Le cas du changement du relief du terrain à la suite de travaux

Une autre hypothèse, plus courante, doit être présentée, celle caractérisant un changement du relief du terrain (effondrement, éboulement, etc.) suite, soit au décaissement d’un cubage suffisant, par le propriétaire en aval, de ses terres, soit, du fait du propriétaire en amont, en des travaux ayant pour conséquence de renforcer la pression de terres vers le fond en aval.
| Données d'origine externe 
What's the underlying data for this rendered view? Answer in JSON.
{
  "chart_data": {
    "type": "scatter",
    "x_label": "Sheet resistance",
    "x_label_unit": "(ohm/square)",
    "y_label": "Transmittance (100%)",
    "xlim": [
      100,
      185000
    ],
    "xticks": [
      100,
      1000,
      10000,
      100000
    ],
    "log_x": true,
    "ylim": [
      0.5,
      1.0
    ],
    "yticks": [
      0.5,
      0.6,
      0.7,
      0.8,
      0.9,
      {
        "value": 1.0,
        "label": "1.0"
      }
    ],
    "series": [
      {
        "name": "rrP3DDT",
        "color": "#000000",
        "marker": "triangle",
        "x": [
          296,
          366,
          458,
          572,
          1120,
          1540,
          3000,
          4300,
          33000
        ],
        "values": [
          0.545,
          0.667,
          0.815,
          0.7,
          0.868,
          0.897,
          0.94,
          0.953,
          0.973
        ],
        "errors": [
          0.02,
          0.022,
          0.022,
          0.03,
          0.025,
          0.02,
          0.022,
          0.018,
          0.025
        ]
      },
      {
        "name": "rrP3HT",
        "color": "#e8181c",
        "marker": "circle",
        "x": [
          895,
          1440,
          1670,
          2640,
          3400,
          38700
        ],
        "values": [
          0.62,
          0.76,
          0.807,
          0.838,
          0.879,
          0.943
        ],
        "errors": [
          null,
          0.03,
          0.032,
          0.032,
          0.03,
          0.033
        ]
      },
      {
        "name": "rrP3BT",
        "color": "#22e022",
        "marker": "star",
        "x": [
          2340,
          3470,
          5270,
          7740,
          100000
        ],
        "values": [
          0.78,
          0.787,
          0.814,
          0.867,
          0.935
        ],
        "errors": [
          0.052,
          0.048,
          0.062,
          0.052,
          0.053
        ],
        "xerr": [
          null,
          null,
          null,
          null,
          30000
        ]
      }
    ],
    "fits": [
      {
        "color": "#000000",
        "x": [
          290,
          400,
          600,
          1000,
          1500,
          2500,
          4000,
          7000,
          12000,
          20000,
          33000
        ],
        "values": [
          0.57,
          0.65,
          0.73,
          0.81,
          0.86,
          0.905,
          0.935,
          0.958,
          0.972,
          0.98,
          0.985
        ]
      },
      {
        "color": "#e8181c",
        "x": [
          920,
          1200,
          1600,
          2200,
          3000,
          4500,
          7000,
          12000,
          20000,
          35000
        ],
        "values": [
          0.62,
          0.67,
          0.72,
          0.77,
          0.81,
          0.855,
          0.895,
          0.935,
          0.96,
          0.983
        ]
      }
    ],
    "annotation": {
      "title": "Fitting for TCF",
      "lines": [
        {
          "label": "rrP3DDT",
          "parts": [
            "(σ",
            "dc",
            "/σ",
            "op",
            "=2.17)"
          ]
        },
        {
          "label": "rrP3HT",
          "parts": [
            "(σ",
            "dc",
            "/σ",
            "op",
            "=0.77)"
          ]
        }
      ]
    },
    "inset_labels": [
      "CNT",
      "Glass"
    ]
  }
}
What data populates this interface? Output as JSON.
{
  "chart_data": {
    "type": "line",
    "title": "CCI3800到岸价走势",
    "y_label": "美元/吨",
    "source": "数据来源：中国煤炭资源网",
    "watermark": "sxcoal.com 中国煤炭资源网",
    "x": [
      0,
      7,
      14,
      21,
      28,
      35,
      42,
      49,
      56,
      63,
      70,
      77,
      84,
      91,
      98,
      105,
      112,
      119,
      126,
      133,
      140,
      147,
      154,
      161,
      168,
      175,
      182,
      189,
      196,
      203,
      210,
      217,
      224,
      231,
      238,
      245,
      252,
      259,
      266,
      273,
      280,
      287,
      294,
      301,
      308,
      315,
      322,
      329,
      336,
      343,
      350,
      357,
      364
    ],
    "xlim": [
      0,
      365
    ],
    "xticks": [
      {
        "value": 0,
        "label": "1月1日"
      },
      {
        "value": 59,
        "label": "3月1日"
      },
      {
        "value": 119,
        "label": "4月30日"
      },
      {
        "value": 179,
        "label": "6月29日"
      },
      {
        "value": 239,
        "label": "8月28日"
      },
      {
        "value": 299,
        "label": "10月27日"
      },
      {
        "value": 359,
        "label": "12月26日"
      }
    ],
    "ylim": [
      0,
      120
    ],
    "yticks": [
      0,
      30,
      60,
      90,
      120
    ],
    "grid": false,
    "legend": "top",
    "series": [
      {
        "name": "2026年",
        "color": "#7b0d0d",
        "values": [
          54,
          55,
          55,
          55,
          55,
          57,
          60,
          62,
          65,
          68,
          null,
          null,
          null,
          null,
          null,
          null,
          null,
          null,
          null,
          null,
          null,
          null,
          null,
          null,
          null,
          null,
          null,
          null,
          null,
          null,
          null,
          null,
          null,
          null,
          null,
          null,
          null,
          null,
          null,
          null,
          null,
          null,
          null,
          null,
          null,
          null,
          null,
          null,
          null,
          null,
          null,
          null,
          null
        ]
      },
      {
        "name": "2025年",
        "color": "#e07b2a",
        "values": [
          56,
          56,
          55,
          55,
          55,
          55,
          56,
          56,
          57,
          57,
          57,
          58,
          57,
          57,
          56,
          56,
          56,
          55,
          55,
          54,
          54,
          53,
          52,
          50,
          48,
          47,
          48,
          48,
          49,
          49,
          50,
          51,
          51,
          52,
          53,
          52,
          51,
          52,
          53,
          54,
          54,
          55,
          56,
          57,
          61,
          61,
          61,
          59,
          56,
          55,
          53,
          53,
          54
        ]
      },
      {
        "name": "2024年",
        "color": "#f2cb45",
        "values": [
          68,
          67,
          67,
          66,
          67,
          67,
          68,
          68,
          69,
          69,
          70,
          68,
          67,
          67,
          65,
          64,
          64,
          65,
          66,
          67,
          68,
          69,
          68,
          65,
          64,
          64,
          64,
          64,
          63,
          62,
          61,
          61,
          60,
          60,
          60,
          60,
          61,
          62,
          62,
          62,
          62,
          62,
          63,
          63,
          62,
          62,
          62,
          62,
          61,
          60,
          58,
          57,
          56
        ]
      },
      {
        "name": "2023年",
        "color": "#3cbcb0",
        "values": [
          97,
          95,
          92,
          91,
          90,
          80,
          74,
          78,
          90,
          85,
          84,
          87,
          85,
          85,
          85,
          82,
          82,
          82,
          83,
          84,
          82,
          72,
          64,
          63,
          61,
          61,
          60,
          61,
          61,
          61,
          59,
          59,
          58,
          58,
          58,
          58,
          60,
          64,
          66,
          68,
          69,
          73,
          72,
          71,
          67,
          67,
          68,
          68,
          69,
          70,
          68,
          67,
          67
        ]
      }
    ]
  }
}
La ruine d’un mur existant peut également trouver sa cause dans des constructions nouvelles modifiant le niveau d’humidité du terrain. Dans les deux cas, l’équilibre de niveau des terrains paraît compromis.
À défaut d’accord amiable, ce seront alors, sous réserve le cas échéant d’expertise judiciaire en référé permettant d’établir le préjudice allégué, les règles de la responsabilité civile délictuelle qui devront s’appliquer, sur le fondement de l’article 1240 du Code civil : "Tout fait quelconque de l’homme, qui cause à autrui un dommage, oblige celui par la faute duquel il est arrivé à le réparer."
En principe, c’est à celui qui intervient pour modifier le relief du sol qu’il appartient d’intervenir à nouveau pour construire, reconstruire voire simplement entretenir le mur de soutènement s’il ne fait pas office de clôture entre les fonds, à moins qu’il n’y renonce expressément.

La difficulté peut être probatoire : il convient en effet de rapporter la preuve de l’état antérieur du terrain ou du mur existant, et de caractériser que c’est bien le comportement – fautif ! – du voisin qui est à l’origine de la fragilisation voire de l’effondrement d’un fonds vers un autre.
En tout état de cause, après avoir obtenu une autorisation d’urbanisme (la plupart du temps nécessaire dans l’hypothèse de la construction d’un mur de soutènement venant modifier le relief du sol), celui qui décide, sans l’accord du voisin, de faire ériger un mur de soutènement sur sa propriété l’érige à ses frais exclusifs.

Ces conflits de voisinage ne doivent pas être sous-estimés. Ils peuvent avoir des conséquences financières très graves, au-delà des conséquences humaines et sociales. C’est la raison pour laquelle il est préférable que les parties se fassent assister par des Avocats, lesquels pourront peut-être, entre eux et dans un cadre strictement et absolument confidentiel, préparer la conclusion d’un accord entre les parties, dans la sérénité et dans le calme retrouvé du velours des fauteuils réservés à la Clientèle.
Que, fort d’un dialogue restauré, chacun fasse un pas vers l’autre, c’est là le cœur de nombreuses solutions en matière de litiges entre particuliers en général, et de conflits de voisinage en particulier.